A senior family planning official said Saturday that due to the introduction of the two-child policy, China's population is predicted to peak at about 1.45 billion by the end of 2028, three years later than expected.
China will have an estimated over 17.5 million newborns in 2016, roughly equal to the number in 2000 and coinciding with predictions made after the introduction of two-child policy in January, Wang Peian, deputy head of the National Health and Family Planning Commission (NHFPC), told a conference on population and development, chinanews.com reported.
"According to the predictions, if China kept the previous strict family planning policy, the population would peak at 1.415 billion in 2025," said Zhai Zhenwu, a demographer and president of the School of Sociology and Population Studies under Renmin University of China.
But the two-child policy will delay the peak until 2028 and it will reach the larger size of 1.45 billion.
The two-child policy, on one hand, will make China's population peak higher, but on the other hand the policy will postpone the population inflection point and slow down the speed at which the population shrinks, according to Zhai.

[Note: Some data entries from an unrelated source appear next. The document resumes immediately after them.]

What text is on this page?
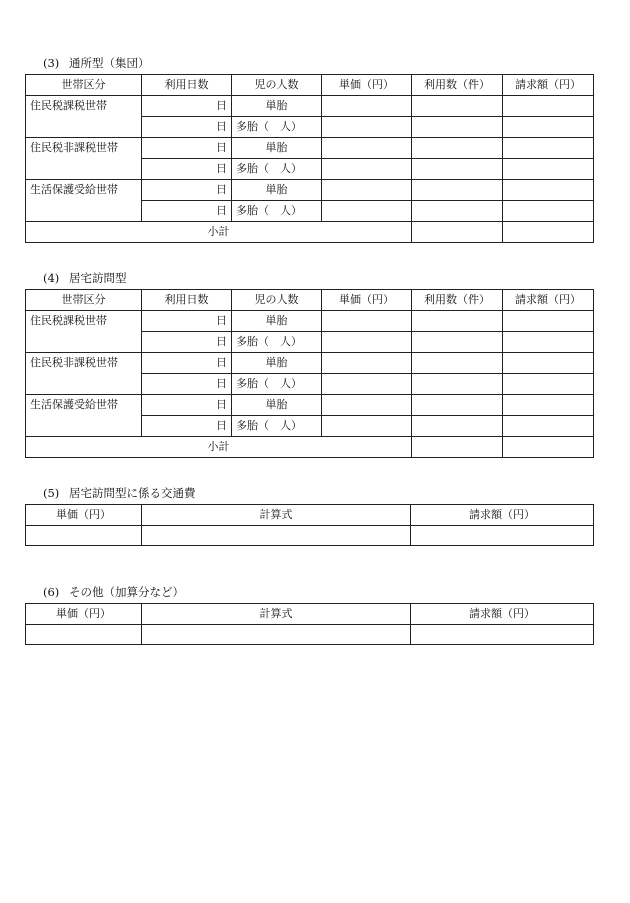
(3) 通所型（集団）
世帯区分	利用日数	児の人数	単価（円）	利用数（件）	請求額（円）
住民税課税世帯	日	単胎			
	日	多胎（　人）			
住民税非課税世帯	日	単胎			
	日	多胎（　人）			
生活保護受給世帯	日	単胎			
	日	多胎（　人）			
小計					
(4) 居宅訪問型
世帯区分	利用日数	児の人数	単価（円）	利用数（件）	請求額（円）
住民税課税世帯	日	単胎			
	日	多胎（　人）			
住民税非課税世帯	日	単胎			
	日	多胎（　人）			
生活保護受給世帯	日	単胎			
	日	多胎（　人）			
小計					
(5) 居宅訪問型に係る交通費
単価（円）	計算式	請求額（円）

(6) その他（加算分など）
単価（円）	計算式	請求額（円）
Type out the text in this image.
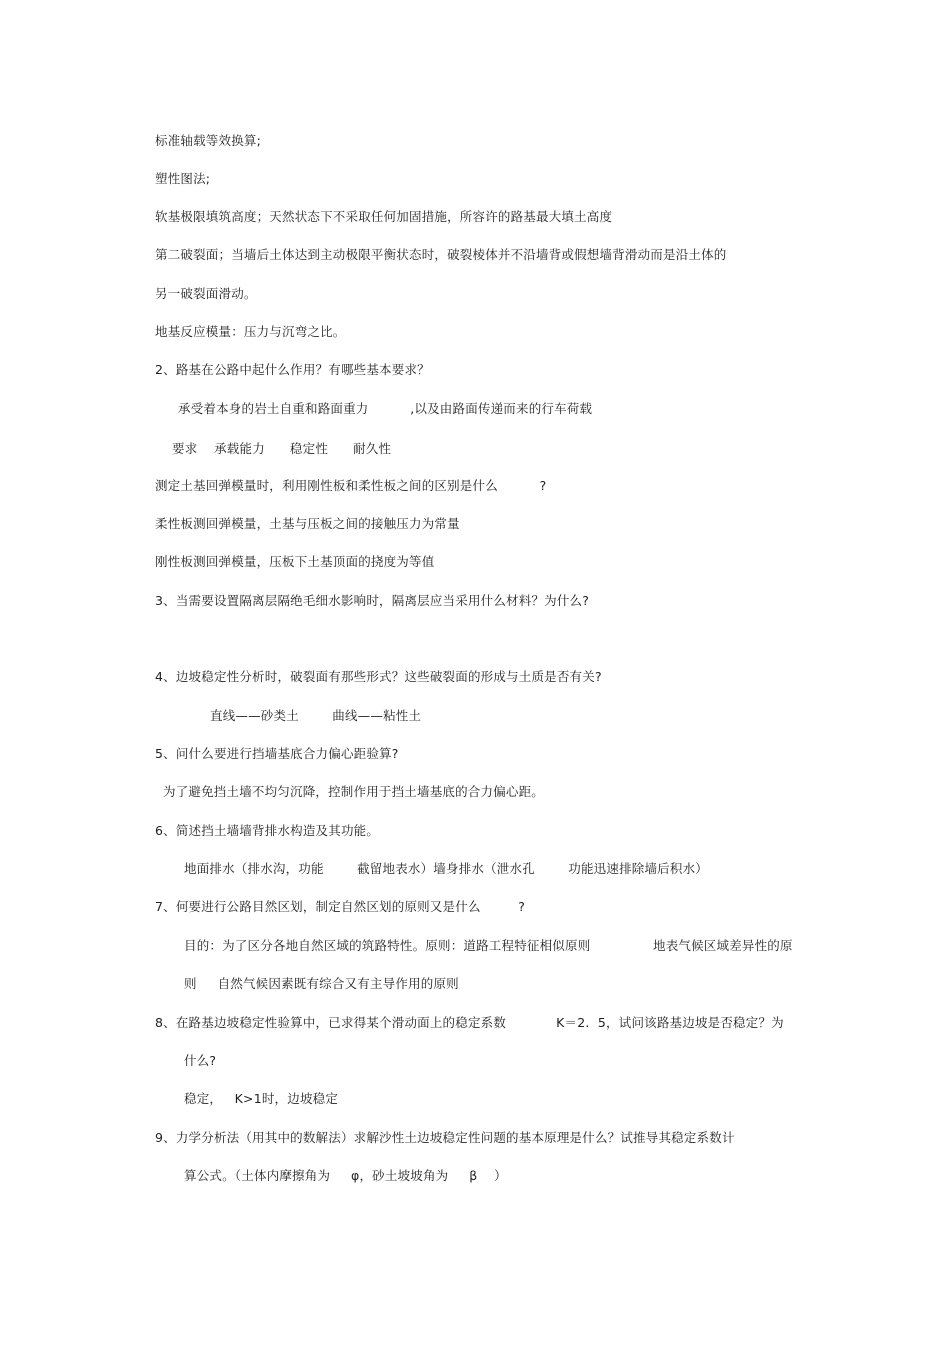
标准轴载等效换算;
塑性图法;
软基极限填筑高度；天然状态下不采取任何加固措施，所容许的路基最大填土高度
第二破裂面；当墙后土体达到主动极限平衡状态时，破裂棱体并不沿墙背或假想墙背滑动而是沿土体的
另一破裂面滑动。
地基反应模量：压力与沉弯之比。
2、路基在公路中起什么作用？有哪些基本要求？
承受着本身的岩土自重和路面重力          ,以及由路面传递而来的行车荷载
要求    承载能力      稳定性      耐久性
测定土基回弹模量时，利用刚性板和柔性板之间的区别是什么          ?
柔性板测回弹模量，土基与压板之间的接触压力为常量
刚性板测回弹模量，压板下土基顶面的挠度为等值
3、当需要设置隔离层隔绝毛细水影响时，隔离层应当采用什么材料？为什么?
4、边坡稳定性分析时，破裂面有那些形式？这些破裂面的形成与土质是否有关?
直线——砂类土        曲线——粘性土
5、问什么要进行挡墙基底合力偏心距验算?
为了避免挡土墙不均匀沉降，控制作用于挡土墙基底的合力偏心距。
6、简述挡土墙墙背排水构造及其功能。
地面排水（排水沟，功能        截留地表水）墙身排水（泄水孔        功能迅速排除墙后积水）
7、何要进行公路目然区划，制定自然区划的原则又是什么         ?
目的：为了区分各地自然区域的筑路特性。原则：道路工程特征相似原则               地表气候区域差异性的原
则     自然气候因素既有综合又有主导作用的原则
8、在路基边坡稳定性验算中，已求得某个滑动面上的稳定系数            K＝2.  5，试问该路基边坡是否稳定？为
什么?
稳定，   K>1时，边坡稳定
9、力学分析法（用其中的数解法）求解沙性土边坡稳定性问题的基本原理是什么？试推导其稳定系数计
算公式。（土体内摩擦角为     φ，砂土坡坡角为     β    ）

Wang said China will experience a demographic dividend until 2030.
"China's labor force seems sufficient with more than 1 billion people who are between 15 to 64 years old," Wang said.
China had a population of 1.37 billion at the end of 2015, up 6.8 million from the end of 2014, according to data released by the National Bureau of Statistics (NBS).
The country will continue adhering to the family planning policy as a basic State policy, and fully carry out the two-child policy, said the draft outline of the 13th Five-Year Plan (2016-20), according to the report of the Xinhua News Agency in March.